Student data for September 2020 found that VET students represented around 33% of international students enrolled on courses in Australia. The 276,551 international VET students was an increase of 12% on 2019 figures.

International VET students value work placements as a means of gaining cultural experience and view the opportunities as providing a competitive advantage in the labour market, NCVER reminded.

“Challenges facing international VET students outlined in our research on work integrated learning for international students in the VET sector are exacerbated by Covid-19,” Ly Tran, professor and ARC future fellow at Deakin University’s Faculty of Arts and Education told The PIE News.

“These hindrances for work experience arrangements for international VET students include employers’ reluctance in taking international students into their workplaces because of prejudice about the non-permanent or temporary status of their visa, misperceptions or concerns over these students’ unfamiliarity with the Australian workplace culture and their English proficiency, a lack of recognition of these students’ potential contributions to their organisations, and lack of understanding about the international student visa conditions, complicated by Covid-19,” she noted.

At a larger scale, the pandemic has also impacted work placements, internships and practicum, course-related volunteer activities, project-based learning, and service learning.
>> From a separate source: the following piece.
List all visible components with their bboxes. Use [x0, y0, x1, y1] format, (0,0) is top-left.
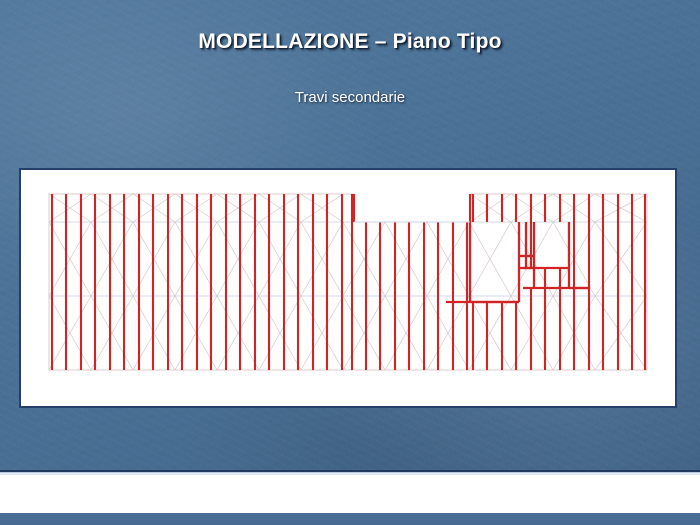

The exclusion of international students from the government’s JobKeeper subsidy aiming to support both employees and organisations “likely leads to employers’ further hesitation and refusal to offer international students paid work integrated learning and to recruit them”, Tran added.

“Employers and organisations that legitimately employ international students and temporary workers are also disadvantaged through this exclusion.”

Additionally, the recent IEAA report noted that Covid-19 will “bring a more challenging employment landscape, with the need for innovation, creativity, and growth mindsets even more necessary”.

Among its recommendations, it suggested institutions treat international graduate employability as “core business”, ensure arriving students have realistic employment expectations, partner with employers to improve international student employability, provide work integrated learning opportunities and leverage alumni networks.

The IEAA also urged institutions to prepare international students for the transition into the home country labour market – a 2017 report found that international graduates of Australian universities earn higher salaries back home.

“Employability has been a key priority for Australian government, with local, state and Commonwealth agencies developing strategies and investing heavily in enhancing employment outcomes for international students,” IEAA chief executive Phil Honeywood said in a statement.

“As the world continues to evolve – notwithstanding the acceleration of change spiked by Covid-19 this year – it is more crucial than ever that international students are work-ready upon graduation.”

“International students may need assistance recognising the need to engage in a range of experiences to develop capabilities in high demand by industry,” added the IEAA report authors Aleksandr Voninski and Dino Willox.

Tran also highlighted that virtual international experiences have replaced physical work integrated learning and job competition has intensified during the pandemic.

“It is critical to provide students with explicit guidance”

Virtual work integrated learning programs “could potentially offer inclusive learning opportunities for international students”, but it would depend on “how agile and capable universities have moved in delivering” such programs during and post Covid-19″, she noted.

“It is critical to provide students with explicit guidance and training about relating their virtual international work integrated learning and experiences to their job applications, employers’ expectations and future employment,” she said.

“It’s important for institutions and stakeholders concerned about international student employability to work more closely with employers to raise their awareness of international students’ potential strengths and contributions to their organisation and Australian society. Importantly, existing prejudices towards international students need to be tackled at a more systematic level.”